Il songwriter di Boston si è trasferito ad Austin, Tx, da una decina di anni e continua a restare ai margini del music business, lo riprova il testamento di Last Day on Earth: 2 cd, 34 canzoni, slide guitar, lap steel, mandolino ed armonica. Tom Ovans si confronta con l’ipnotica paranoia di un vuoto più ingombrante che mai, continuando a scavare furiosamente nel cuore della disperazione umana dove si aprono voragini poetiche su una superficie prima elettrica e poi acustica come il suo mentore Bob Dylan, non è più in grado di solcare.
Lo sfondo resta la strada dove ha vissuto da homeless in un periodo della vita e lo ha visto cambiare un lavoro dopo l’altro, viaggiare in lungo e in largo per gli States, due le carreggiate da percorrere, promesse di tempi migliori e dove il verde si mischia ad una vita artificiale. Last Day on Earth è come un lungo bagno di colore (rosso morboso, bianco intellettuale, verde illusione...) in cui si naufraga volentieri, Tom Ovans non può che iniziare a macinare chilometri con Roll On, scavare l’Highway con le luci taglienti di A Good Kid e la fedele armonica di King James Highway, tappeti sonori distorti e musiche che sono la quintessenza di Tom Ovans.

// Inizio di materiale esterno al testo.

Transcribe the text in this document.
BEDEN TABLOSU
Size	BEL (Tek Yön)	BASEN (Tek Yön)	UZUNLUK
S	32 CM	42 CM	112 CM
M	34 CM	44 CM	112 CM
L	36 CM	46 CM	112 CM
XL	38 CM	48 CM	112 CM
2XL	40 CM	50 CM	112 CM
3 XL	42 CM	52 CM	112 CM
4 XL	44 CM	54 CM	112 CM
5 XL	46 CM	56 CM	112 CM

Una collezione di osservazioni su una miriade di esperienze di vita, a voi scegliere il percorso, si passa dal buio che sta dietro l’immagine di Where the Streetlights Glow e Except Me, della scintilla che brilla in Last Day on Earth e del vuoto che rende possibile tutto il pieno di War e Caroline. La storia del Blues viene come asciugata nell’avvio del secondo disco, depotenziata sulle sponde del Mississippi in Ramblin' Jack, Oh Mama (Gonna Get Around) e A Drink and a Car, accolgono il movimento dell’armonica invece di seguirlo o anticiparlo in un'altra gemma acustica, Going Down This Road.
La scansione timbrica alla lap steel resta dolorosa e tormentata, il racconto rarefatto al mandolino in If I Told You, Tom Ovans lascia che la sua personalità esploda silente ed inesorabile nei piccoli dettagli elettrici di On the Gold Coast, nelle rifiniture di viaggi, Unbound e Streets Of Rome, nella perfezione dell’amore quasi invisibile nella chiusura di Darlin'. Sotto le meravigliose e compunte ceneri di una forma acustica solo apparentemente incolore –desaturata, che lascia risaltare pochi e studiati elementi vibranti– bruciano in Last Day on Earth le braci roventi di un’energia emotiva e sentimentale trasmessa con rigore e passione.